東京商工リサーチによると、2024年に「早期・希望退職」を実施した上場企業は57社(募集人員は約1万人)でした。これは前年比3倍超と、早期・希望退職を促す企業が増えていることがわかります。そんななか、自ら進んで早期退職した会社員の水戸さん(仮名・55歳)の事例をもとに、早期リタイア後に潜む「思わぬ落とし穴」のリスクとその対策をみていきましょう。辻本剛士CFPが解説します。
(※写真はイメージです/PIXTA)
俺より金ないくせに…退職金3,000万円に飛びつき早期退職した55歳男性「資産1億円」も心から笑えない→1年後、元同僚に「もう一度働かせてください」と頭を下げたワケ【CFPの助言】
人事「再雇用は受け入れられません」…水戸さんのその後
水戸さんは、人事担当に連絡をとったあと、元同僚にも直接頭を下げて再雇用を願い出ましたが、会社からの答えは「受け入れられない」というものでした。
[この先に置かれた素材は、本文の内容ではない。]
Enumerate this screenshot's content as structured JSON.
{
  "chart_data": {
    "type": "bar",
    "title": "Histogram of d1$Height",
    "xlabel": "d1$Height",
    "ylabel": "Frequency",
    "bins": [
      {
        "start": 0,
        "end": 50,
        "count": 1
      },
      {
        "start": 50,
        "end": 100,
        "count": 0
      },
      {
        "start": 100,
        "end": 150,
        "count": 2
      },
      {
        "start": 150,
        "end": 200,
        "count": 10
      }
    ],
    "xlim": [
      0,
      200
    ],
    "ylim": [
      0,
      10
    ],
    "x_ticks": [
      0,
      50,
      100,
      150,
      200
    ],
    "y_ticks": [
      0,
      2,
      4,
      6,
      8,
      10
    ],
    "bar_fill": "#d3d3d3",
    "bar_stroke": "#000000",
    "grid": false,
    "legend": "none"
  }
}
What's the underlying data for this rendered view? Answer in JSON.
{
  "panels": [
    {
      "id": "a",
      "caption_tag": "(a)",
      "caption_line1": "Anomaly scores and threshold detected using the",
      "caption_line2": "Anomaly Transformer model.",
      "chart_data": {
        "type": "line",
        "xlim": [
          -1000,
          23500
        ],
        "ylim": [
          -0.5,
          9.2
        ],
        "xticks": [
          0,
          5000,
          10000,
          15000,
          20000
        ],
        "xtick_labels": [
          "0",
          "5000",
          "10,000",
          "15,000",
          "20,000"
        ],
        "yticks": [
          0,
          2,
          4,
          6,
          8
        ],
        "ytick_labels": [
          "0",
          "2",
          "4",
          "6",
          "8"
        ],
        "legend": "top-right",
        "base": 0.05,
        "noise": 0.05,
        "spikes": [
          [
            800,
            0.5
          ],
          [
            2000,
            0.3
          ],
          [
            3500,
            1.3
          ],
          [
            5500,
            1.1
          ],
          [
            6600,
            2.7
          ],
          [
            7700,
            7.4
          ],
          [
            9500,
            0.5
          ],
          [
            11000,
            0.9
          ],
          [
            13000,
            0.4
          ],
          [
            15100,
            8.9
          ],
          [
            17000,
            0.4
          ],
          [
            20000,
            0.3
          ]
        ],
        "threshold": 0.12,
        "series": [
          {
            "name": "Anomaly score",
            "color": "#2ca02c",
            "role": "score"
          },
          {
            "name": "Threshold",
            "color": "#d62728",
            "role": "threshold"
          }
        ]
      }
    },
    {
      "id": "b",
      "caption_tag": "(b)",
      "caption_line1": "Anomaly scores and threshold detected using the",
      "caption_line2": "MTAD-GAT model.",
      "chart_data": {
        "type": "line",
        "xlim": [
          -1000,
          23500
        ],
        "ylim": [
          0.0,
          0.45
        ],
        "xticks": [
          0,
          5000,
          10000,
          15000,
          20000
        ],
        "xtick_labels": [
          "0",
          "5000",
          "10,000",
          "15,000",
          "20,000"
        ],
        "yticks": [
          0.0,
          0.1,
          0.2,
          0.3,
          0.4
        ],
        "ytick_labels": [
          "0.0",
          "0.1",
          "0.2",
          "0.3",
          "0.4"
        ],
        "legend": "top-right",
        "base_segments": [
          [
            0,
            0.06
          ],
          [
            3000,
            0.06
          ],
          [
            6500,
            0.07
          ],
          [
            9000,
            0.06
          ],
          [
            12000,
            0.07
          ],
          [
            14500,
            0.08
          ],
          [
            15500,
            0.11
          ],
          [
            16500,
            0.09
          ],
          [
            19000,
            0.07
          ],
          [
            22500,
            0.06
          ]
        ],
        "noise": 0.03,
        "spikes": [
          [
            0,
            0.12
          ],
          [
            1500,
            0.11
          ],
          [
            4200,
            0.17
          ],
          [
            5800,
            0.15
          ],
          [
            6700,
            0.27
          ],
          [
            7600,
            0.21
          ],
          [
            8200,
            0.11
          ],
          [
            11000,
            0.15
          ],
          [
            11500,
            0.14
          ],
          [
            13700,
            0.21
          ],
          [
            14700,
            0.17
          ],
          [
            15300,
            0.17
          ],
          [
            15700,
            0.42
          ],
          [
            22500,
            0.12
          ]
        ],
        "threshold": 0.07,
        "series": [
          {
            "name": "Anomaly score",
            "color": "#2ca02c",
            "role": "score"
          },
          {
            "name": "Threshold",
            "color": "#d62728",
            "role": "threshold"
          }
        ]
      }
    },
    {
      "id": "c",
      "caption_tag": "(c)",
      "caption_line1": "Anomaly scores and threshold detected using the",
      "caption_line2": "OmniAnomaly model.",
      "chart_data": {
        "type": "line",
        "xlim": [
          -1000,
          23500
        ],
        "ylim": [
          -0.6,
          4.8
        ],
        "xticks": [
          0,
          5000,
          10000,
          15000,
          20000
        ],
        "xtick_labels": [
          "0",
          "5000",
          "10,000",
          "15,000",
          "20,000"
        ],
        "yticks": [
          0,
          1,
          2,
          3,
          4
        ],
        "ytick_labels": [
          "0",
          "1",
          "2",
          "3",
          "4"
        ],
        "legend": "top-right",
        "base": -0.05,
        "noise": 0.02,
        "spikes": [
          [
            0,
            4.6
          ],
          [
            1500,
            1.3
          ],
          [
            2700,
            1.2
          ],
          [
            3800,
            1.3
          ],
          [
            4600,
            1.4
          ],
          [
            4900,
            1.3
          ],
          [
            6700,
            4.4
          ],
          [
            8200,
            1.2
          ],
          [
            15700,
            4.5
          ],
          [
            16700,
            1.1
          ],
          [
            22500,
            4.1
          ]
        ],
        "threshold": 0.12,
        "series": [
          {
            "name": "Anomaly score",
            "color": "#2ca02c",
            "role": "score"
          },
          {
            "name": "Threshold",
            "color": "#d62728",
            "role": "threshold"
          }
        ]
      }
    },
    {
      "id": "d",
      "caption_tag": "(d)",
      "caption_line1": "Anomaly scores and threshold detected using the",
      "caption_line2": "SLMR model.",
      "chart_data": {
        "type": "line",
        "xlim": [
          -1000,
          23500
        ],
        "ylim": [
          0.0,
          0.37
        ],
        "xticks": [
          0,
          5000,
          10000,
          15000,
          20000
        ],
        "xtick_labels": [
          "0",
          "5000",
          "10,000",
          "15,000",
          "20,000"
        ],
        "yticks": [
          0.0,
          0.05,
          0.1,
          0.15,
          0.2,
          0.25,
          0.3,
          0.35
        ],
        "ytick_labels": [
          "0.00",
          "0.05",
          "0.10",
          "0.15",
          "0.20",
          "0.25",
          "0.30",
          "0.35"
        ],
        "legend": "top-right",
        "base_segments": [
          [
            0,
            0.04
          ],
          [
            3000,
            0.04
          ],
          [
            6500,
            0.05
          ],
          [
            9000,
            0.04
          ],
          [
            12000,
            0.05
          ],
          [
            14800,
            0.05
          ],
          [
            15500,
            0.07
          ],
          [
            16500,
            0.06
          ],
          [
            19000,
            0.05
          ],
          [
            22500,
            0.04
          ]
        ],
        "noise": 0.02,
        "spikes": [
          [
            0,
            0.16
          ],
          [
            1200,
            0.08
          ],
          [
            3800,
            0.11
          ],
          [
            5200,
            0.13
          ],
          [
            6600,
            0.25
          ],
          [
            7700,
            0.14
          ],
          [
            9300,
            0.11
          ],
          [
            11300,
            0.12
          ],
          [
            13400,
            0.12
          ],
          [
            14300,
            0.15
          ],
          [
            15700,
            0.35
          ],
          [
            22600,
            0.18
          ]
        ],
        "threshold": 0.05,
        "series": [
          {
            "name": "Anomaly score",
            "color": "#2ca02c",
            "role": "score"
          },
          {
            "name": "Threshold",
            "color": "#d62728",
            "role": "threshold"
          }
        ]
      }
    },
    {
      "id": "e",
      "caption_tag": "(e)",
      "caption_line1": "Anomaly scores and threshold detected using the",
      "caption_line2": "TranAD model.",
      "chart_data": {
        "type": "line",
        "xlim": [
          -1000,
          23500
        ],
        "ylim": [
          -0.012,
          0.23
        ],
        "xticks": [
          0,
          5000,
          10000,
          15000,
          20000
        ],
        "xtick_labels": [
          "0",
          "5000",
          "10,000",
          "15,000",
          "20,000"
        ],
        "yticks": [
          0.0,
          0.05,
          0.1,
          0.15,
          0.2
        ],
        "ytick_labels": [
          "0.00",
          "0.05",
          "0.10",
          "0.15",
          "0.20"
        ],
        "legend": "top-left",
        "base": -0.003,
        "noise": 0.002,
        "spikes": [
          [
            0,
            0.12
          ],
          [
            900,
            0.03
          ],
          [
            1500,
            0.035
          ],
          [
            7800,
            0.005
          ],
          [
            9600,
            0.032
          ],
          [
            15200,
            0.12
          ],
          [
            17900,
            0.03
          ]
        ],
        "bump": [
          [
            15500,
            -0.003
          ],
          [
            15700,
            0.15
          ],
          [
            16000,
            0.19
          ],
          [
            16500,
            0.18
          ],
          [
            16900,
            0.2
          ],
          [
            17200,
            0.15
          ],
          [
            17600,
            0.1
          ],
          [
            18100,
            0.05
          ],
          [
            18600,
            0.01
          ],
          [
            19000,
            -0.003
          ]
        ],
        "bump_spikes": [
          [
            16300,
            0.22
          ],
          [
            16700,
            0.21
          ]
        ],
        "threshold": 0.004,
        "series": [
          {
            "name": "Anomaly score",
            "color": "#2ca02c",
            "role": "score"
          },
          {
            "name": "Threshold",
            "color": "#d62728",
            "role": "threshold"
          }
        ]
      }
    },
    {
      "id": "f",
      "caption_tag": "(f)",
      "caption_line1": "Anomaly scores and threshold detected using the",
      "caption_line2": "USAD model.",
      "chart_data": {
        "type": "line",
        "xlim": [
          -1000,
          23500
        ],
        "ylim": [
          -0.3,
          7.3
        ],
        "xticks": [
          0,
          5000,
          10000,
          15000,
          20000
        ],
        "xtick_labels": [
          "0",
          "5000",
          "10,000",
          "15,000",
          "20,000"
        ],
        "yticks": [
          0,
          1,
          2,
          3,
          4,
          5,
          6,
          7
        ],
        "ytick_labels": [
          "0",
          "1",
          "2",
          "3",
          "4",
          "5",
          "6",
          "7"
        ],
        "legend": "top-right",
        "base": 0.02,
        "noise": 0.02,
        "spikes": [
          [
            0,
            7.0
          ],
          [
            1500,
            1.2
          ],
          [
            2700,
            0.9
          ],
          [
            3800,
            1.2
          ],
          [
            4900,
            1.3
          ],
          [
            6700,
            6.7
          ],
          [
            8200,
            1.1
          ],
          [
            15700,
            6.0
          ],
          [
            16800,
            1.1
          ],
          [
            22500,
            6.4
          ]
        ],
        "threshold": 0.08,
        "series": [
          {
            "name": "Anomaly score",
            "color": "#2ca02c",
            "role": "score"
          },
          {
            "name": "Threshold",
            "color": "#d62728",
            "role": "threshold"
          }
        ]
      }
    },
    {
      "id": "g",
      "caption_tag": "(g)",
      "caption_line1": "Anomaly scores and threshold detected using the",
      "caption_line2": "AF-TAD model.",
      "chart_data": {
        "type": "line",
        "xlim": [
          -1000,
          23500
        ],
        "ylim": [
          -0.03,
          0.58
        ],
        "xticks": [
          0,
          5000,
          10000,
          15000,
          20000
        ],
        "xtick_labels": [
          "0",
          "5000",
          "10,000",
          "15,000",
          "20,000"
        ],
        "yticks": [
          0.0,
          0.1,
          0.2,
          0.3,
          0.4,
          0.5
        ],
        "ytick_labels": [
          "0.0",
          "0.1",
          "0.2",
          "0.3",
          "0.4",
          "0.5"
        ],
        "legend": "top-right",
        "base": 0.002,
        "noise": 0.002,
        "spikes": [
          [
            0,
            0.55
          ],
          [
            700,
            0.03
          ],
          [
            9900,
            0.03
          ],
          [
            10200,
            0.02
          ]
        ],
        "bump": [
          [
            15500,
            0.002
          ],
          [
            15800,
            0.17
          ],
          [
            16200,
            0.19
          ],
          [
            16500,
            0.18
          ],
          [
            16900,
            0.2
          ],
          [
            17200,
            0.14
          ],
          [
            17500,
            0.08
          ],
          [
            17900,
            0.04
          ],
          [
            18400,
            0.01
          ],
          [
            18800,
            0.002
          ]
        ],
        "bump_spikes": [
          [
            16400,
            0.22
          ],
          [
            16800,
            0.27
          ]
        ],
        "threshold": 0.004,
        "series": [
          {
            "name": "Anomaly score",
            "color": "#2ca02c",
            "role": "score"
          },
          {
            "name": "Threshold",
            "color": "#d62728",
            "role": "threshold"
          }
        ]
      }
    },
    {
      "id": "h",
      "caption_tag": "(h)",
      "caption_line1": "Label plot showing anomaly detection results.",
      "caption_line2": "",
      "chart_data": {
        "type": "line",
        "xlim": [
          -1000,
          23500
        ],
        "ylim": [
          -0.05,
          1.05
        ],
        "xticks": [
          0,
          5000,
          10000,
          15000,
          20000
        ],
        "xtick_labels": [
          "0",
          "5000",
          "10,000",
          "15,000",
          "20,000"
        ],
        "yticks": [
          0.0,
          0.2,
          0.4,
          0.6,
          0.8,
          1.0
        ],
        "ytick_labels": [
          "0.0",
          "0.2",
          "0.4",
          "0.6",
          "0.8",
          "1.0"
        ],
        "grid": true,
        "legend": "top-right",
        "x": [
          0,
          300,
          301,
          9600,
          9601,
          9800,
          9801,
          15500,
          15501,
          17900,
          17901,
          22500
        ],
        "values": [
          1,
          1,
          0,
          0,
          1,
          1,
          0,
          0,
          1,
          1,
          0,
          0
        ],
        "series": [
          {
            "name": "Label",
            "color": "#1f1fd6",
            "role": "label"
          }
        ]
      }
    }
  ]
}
資産は十分にあるため生活に困ることはありませんでしたが、「お金ではなく社会とつながりたい」という思いは日に日に強くなっていきます。
そんな折、地域の広報紙でボランティア活動の説明会があることを知りました。水戸さんはこれに参加し、地域のお祭りの運営や、こども食堂での手伝い、ゴミ拾いなど身近な活動に顔を出すようになりました。
はじめは慣れない作業に戸惑うこともありましたが、しだいに顔見知りが増え、感謝の言葉をかけられるたびに、胸のなかに充実感が広がっていきました。早期リタイア後には感じられなかった人との温かいつながりが、いまの水戸さんの支えになっています。
資産を守り育てることに加え、社会との関わりを持ち続けることが、本当の意味での豊かさにつながるのだと実感した水戸さんでした。